MGH researchers find way of regenerating cells key to hearing

Finding someday may help treat hearing loss, neurodegenerative disorders

Selectively turning off a protein that controls the growth and division of cells could allow regeneration of the inner ear’s hair cells, which convert sound vibrations into nerve impulses. The discovery by a research team based at Massachusetts General Hospital (MGH) runs counter to current beliefs about these cells and could eventually lead to ways of preventing or treating hearing loss. The report will appear in the journal Science and is receiving early online release on the Science Express website at http://www.sciencexpress.org.

“These findings give us a potential stragegy for hair cell regeneration, which could have enormous implications for the treatment of hearing and balance disorders,” says Zheng-Yi Chen, DPhil, of the MGH Neurology Service, the study’s senior author. “It also shows that cells that have been considered incapable of regeneration – like most nerve cells – can reproduce under the right conditions, which may have applications to neurodegenerative diseases.”

Named for the hair-like projections on their surfaces, hair cells form a ribbon of vibration sensors along the length of the cochlea, the organ of the inner ear that senses sound. Receiving sonic vibrations through the eardrum and bones of the middle ear, hair cells convert them to electrical signals that are carried to the brain by the auditory nerve. Among the earliest structures to form in embryonic development, hair cells are very sensitive to damage from excessive noise, infections or toxins including some medications. Once damaged, hair cells do not naturally regenerate in mammals, and their death accounts for most types of acquired hearing loss.

Cells grow and divide through a process called the cell cycle, and many proteins have been indentified as controllers of the different cell cycle phases. Chen’s group started by carrying out a comprehensive assessment of which genes are active in the developing mouse ear and when the are expressed. The activity of certain genes suggested that the retinoblastoma (Rb) protein, known to suppress the cell cycle, could be important for halting the cell cycle in hair cells. To follow up that observation, the researchers used a genetically modified mouse strain in which Rb was no longer made in the inner ear.

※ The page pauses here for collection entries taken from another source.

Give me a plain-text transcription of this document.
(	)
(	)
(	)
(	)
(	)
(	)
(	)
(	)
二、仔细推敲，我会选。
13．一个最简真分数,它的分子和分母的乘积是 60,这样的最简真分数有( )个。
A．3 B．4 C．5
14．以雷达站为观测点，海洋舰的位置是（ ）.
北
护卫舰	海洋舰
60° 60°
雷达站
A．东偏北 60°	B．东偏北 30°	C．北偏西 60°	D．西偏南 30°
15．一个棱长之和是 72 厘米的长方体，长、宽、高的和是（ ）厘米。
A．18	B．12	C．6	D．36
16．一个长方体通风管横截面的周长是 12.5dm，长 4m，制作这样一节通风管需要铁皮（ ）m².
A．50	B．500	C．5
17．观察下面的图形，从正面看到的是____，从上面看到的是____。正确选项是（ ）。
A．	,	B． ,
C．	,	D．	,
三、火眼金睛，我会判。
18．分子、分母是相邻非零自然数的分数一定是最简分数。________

They found that hair cells in the ears of these mice were significantly more numerous than in normal mice at the same stage of development. These additional cells retained the distinctive appearance of hair cells, performed functions characteristic of normal hair cells and appeared fully able to form proper connections with nerve cells. In addition, hair cells in the modified mice made proteins that indicated they were still actively regenerating, while cells in normal animals did not.

The researchers note that these findings will form the basis for the future work aimed at recovery of hearing through hair cell regeneration. In particular, they have to learn to control the presence of Rb for short times, allowing some regeneration but not too much. The genetic basis of hearing and deafness is almost identical in mice and in humans, so a successful mouse model may ultimately translate into therapy in human patients.

“It’s taken over 10 years of work to show that hair cells can regenerate in tissues, and I hope it won’t take another decade to achieve functional regeneration in a living animal,” says Chen. “But my hope and belief is that, if we can do this in mice, we’ll be able to achieve it in people.” Chen is an assistant professor of Neurology at Harvard Medical School (HMS).